At a recent multiple sclerosis (MS) conference, the topic of MS and sex came up. It was discussed for about 23 seconds. Later on, a well-known neurologist pulled me aside. He quietly said, “Melissa, do MS patients really care about sex?” I wanted to turn those 23 seconds at the conference into a 23-hour teaching experience right then. Instead, I simply replied, “Yes…and intimacy.”
I understand the conflict in his question. Sex, intimacy, and MS may seem like opposites, like sweet and sour. Research has shown people with MS care deeply about enhancing and regaining their sexual function. They want to bring feelings of intimacy back into their lives. And so do their partners.
For many, MS may be linked to physical and emotional pain. MS may also lead to isolation and distance between people. As MS progresses, it may also produce a diminished sex drive, a change in body image, and a change in roles in a relationship. The independent breadwinner and care partner may suddenly be dependent upon the care of another. Being diagnosed with MS doesn’t make people very happy—let alone put people in the mood to be intimate. Keep in mind that everyone’s MS is different. Be sure to speak with your doctor about questions regarding intimacy.
Sexual impairment may be attributed to symptoms associated with MS. These include impaired sensation, pain, fatigue, spasticity, bladder and bowel issues, tingling, concentration, and symptoms related to mood.
Psychosocial factors may also affect people’s ability to experience a gratifying sex life and meaningful relationships. For instance, poor body image, low self-esteem, feelings such as self-consciousness, embarrassment, fear, loss, and mood disorders.
According to the National Multiple Sclerosis Society, 91% of men and 72% of women with MS reported that they were affected by sexual problems. In another recent study, 63% of people with MS reported their sexual activity had been affected.
While sexual problems can be common in any relationship, these statistics are very telling of what people living with MS are going through. People are often reluctant to discuss the subject with their partners or healthcare professionals. This can be due to fear or embarrassment.
Both men and women should discuss any sexual problems with a doctor, and discuss whether medications may be helpful.
There are profound differences between sex, intimacy, and sexual intimacy:
However, there is no perfect recipe. For intimate relationships to be sexual and sexual relationships to become intimate, relaxation is key. It makes you realize you can still experience pleasure in your life. And know that your gift for connecting deeply with another person has not been lost.
Both the body and the mind play a role in intimacy and sex. If MS feels like a third wheel in your relationship, here are 6 tips to consider:
Set a goal of bringing sexuality and intimacy back into your life. Facing the challenges of MS with your partner can actually help bring relationships closer together.
Communication goes beyond talking.

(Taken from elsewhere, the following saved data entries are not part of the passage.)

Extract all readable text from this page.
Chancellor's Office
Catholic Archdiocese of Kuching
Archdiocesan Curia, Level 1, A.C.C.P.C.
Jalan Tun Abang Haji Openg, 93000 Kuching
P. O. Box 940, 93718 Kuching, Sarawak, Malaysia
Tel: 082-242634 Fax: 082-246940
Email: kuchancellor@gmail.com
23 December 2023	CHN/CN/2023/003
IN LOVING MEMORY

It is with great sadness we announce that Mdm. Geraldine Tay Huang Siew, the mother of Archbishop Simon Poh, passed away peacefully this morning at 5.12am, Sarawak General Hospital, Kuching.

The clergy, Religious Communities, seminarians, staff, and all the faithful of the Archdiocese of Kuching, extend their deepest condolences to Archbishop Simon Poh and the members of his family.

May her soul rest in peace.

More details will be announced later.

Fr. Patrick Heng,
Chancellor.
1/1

It involves creating an environment where you and your partner can feel safe and comfortable speaking with each other. Timing, location, and listening to each other are all key in creating an environment where you and your partner feel valued, understood, and open with each other.
If you are telling your partner about your MS diagnosis for the first time, talk to your partner well in advance of any kind of physical encounter. Allow time for thoughts and feelings to be discussed.
Whether you’ve been married for 40 years or are starting a new relationship, sharing your thoughts and feelings with someone you trust is vital. That could be your partner, friend, neurologist, therapist, or nurse. If you’re not comfortable talking to someone close to you, check out an MS chat room.
Don’t judge yourself during moments of insecurity. Recognize that “no good” ever comes from focusing on the negative. In fact, your critical self may produce more harm than good.
Don’t use words like “should,” “shouldn’t,” “good,” and “bad.” Keep a positive attitude. Avoid criticizing, judging, and second-guessing yourself or your partner. There is no right or wrong in the world of feelings.
You may be anxious about your body and how your abilities have changed. You are not alone. Almost everyone is self-conscious about aspects of their body. Don’t dwell on how things used to be. Try to embrace how you’re beautiful now.
Not much can be done without planning. This includes moments of intimacy. Organize your time and environment around your personal medical and prescriptive needs. Recognize the times of day when you are at your best. Let the excitement of connecting with a partner be a joyous part of your “plan.”
You might think of something that can be infectious as having an isolating effect. But when it comes to intimacy, laughter can connect people and strengthen relationships.
Laughter and humor can help keep a positive mindset. Try to laugh often. Not only is it the best medicine, it’s free!
My grandmother used to say: “Good things come to those who wait.” “Rome wasn’t built in a day.” “Where’s the fire?” She must have known I’d be writing an article someday about sex, intimacy, and MS. It’s essential to avoid “clocking in” and “clocking out” of the process of connecting with another. Intimacy is a deeply personal experience. It can change as your body and feelings develop.
Intimate feelings with another person may be important to your quality of life, so take your time. As my grandma said, “Slow and steady wins the race.”
When navigating intimacy and MS, the goal is to explore a new or forgotten part of your life. The main aim is to create “empathetic attunement.” This is a humanistic connection between you and another person where trust and intimacy can continue to grow.